The system creates a beneficial upward spiral of ecological improvement. Producers agree to continue regenerative management, which means they use new funds to implement more regenerative practices, creating an ongoing cycle of improvement. Additionally, the data generated verifies which regenerative processes are most effective in specific ecological contexts, allowing sharing of knowledge and derisking the implementation of regenerative practices for others.

What are PIE Points?

PIE Points are the foundational units in the Earth Returns system. They represent verified ecological improvement work performed by producers and land managers. These points are generated through the Producer Investment Evaluation (PIE) system, which measures across numerous ecological, social, and contextual factors. PIE Points are proto-assets that can be transformed into Mutual Capital Instruments (MCIs).

What are Mutual Capital Instruments (MCIs)?

MCIs are equity instruments issued by Earth Returns Mutual that are backed by pools of PIE Points. Each MCI (also called a Living Share) represents verified ecological improvement work. MCIs come with ESG reporting rights (ECO Reports) and can be used for corporate ESG claims or as investment assets. MCIs are designed to be tradable financial instruments that fit within existing capital market structures.

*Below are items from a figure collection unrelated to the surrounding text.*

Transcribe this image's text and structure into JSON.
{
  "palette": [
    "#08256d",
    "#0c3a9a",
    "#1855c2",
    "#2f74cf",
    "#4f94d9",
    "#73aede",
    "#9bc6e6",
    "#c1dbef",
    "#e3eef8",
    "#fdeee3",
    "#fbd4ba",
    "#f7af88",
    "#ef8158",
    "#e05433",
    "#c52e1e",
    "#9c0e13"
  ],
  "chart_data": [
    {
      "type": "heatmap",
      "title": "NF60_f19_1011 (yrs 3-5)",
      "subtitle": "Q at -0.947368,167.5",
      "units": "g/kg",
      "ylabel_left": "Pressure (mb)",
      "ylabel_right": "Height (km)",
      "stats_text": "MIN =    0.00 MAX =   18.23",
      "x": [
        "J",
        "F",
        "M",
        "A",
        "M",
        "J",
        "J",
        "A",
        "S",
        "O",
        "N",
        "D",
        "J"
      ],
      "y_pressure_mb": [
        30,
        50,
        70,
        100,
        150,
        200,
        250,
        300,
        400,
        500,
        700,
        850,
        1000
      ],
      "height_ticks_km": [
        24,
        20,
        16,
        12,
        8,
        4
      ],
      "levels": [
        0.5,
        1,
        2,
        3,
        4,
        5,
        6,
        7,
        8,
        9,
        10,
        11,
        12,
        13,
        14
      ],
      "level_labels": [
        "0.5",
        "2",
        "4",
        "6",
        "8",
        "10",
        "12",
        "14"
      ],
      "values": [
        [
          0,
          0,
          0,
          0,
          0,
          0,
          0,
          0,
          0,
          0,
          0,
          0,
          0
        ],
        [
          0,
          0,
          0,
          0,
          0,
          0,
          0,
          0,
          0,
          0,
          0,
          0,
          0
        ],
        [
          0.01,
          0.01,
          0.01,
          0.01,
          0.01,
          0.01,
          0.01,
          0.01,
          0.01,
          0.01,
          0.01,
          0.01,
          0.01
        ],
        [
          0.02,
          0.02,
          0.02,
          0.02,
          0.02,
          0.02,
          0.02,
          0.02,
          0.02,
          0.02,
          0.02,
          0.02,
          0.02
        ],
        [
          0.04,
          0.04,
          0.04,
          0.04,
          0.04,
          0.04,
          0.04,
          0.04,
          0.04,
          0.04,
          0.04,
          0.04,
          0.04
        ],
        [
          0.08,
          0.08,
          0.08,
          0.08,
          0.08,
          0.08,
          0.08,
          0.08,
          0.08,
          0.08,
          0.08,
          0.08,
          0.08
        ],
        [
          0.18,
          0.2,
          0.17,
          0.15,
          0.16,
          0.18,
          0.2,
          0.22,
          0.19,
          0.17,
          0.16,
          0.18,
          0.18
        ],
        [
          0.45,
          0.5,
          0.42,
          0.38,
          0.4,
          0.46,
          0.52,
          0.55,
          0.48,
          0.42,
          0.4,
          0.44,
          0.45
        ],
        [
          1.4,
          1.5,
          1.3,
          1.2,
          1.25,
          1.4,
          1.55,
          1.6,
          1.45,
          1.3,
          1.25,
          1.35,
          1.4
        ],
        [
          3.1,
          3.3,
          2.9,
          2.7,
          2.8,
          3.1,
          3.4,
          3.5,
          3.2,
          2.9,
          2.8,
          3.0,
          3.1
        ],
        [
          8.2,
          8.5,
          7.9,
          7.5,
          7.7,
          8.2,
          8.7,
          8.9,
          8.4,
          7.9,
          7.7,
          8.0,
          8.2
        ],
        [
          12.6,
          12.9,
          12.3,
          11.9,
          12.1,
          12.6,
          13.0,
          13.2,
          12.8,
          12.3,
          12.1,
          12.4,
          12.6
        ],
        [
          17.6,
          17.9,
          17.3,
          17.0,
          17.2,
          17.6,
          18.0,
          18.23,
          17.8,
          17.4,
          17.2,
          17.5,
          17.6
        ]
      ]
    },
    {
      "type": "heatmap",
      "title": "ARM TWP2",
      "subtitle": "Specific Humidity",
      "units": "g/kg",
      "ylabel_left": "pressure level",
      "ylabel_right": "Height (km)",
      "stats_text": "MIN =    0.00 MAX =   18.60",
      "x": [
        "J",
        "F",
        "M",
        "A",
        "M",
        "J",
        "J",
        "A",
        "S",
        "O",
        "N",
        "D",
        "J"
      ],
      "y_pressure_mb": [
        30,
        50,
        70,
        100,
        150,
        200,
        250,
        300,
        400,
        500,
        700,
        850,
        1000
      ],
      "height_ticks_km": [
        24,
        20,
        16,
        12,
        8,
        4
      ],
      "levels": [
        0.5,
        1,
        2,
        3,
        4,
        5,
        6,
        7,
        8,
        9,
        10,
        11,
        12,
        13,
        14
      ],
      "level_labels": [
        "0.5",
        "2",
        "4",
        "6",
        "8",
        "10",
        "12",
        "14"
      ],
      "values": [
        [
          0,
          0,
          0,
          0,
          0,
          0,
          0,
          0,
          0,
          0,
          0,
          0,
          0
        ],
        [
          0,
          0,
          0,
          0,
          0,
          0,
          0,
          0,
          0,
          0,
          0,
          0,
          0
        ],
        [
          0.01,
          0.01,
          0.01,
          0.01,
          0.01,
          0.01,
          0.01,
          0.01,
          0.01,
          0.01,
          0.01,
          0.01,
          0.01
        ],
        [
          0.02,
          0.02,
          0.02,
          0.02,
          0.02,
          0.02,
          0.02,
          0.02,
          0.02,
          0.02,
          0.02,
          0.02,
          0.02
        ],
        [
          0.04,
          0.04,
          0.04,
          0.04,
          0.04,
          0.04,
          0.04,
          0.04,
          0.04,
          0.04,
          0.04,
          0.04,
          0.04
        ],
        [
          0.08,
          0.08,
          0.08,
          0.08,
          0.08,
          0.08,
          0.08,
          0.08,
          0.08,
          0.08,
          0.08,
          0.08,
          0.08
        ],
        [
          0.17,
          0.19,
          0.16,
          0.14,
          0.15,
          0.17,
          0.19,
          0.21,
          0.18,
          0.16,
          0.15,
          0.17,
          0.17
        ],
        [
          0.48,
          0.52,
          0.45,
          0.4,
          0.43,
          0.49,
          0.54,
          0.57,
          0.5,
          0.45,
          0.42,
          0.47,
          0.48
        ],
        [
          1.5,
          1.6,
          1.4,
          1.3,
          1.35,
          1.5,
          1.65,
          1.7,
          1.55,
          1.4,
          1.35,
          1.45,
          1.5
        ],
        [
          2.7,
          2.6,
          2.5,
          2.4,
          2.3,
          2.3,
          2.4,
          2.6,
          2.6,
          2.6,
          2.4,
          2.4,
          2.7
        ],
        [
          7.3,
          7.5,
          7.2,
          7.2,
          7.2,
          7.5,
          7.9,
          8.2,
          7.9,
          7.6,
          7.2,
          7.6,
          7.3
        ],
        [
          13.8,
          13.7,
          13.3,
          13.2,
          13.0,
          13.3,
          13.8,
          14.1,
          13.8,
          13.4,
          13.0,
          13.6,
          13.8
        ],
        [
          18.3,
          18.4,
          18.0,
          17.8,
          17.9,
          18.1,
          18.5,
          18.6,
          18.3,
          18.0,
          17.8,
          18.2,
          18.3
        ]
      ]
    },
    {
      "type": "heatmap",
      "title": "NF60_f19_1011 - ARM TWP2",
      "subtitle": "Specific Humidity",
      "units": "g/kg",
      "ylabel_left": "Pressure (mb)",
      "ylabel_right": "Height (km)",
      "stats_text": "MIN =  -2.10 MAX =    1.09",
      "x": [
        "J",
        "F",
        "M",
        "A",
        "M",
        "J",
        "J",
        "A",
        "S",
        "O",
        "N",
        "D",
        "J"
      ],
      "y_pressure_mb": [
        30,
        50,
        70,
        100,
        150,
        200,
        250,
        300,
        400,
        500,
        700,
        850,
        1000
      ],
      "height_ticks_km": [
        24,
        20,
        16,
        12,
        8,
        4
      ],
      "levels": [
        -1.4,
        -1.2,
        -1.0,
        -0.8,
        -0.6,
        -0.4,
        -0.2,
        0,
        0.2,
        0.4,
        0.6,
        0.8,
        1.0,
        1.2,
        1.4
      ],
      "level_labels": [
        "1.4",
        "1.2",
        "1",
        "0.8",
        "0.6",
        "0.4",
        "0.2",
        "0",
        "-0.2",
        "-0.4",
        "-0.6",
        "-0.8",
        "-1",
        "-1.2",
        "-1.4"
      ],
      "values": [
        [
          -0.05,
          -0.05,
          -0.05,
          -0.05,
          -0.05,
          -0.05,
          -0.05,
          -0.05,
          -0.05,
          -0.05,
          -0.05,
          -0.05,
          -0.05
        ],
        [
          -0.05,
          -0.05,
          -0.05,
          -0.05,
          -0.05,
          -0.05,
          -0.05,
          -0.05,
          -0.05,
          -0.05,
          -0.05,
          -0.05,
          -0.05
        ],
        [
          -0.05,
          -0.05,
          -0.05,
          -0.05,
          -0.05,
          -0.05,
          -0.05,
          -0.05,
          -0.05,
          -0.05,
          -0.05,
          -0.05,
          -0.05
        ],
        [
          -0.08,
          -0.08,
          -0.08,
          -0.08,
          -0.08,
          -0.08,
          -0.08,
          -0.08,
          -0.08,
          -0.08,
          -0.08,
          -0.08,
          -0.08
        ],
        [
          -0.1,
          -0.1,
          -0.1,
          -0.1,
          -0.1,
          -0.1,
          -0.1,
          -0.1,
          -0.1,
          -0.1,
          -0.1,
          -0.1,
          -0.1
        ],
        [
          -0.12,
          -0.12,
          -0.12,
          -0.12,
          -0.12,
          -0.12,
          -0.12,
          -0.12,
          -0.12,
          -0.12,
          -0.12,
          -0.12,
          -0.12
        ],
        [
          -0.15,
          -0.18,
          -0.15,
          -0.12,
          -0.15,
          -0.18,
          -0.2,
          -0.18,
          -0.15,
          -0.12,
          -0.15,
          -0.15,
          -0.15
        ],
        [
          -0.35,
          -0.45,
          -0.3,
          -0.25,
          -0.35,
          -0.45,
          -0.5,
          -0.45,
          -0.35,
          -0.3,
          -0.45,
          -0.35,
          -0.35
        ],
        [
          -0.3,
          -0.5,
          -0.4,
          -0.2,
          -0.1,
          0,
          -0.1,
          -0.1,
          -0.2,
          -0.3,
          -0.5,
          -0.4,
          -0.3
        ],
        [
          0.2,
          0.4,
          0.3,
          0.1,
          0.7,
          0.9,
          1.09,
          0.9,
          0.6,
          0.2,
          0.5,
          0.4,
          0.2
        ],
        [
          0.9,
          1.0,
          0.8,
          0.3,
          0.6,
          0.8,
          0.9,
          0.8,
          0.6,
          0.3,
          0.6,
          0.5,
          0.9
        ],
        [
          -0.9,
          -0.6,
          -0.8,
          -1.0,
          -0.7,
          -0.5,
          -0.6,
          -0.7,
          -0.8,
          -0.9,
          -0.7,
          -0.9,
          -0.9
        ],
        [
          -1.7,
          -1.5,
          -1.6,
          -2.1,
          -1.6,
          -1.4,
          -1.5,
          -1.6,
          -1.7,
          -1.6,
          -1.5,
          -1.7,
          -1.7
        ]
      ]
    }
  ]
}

How is ecological improvement measured and verified?

The PIE system uses approximately 140-150 assessment elements across four categories: Vegetation Evaluation, Land Use Evaluation, Context Evaluation, and Social Evaluation. On-ground verification is conducted by Ecological Assessment Coaches (EAC), who are trained professionals with regional and ecological expertise. The system combines field assessment with satellite data, soil tests, and other measurements to create a comprehensive view of ecological improvement.

What is the Living Economy?

The Living Economy is an economic system in which value is created by restoring the foundations of life, not extracting from them. It’s an embedded, verified, and investable economic layer that aligns capital flows with the conditions required for life to thrive. Earth Returns is building the financial infrastructure for this Living Economy.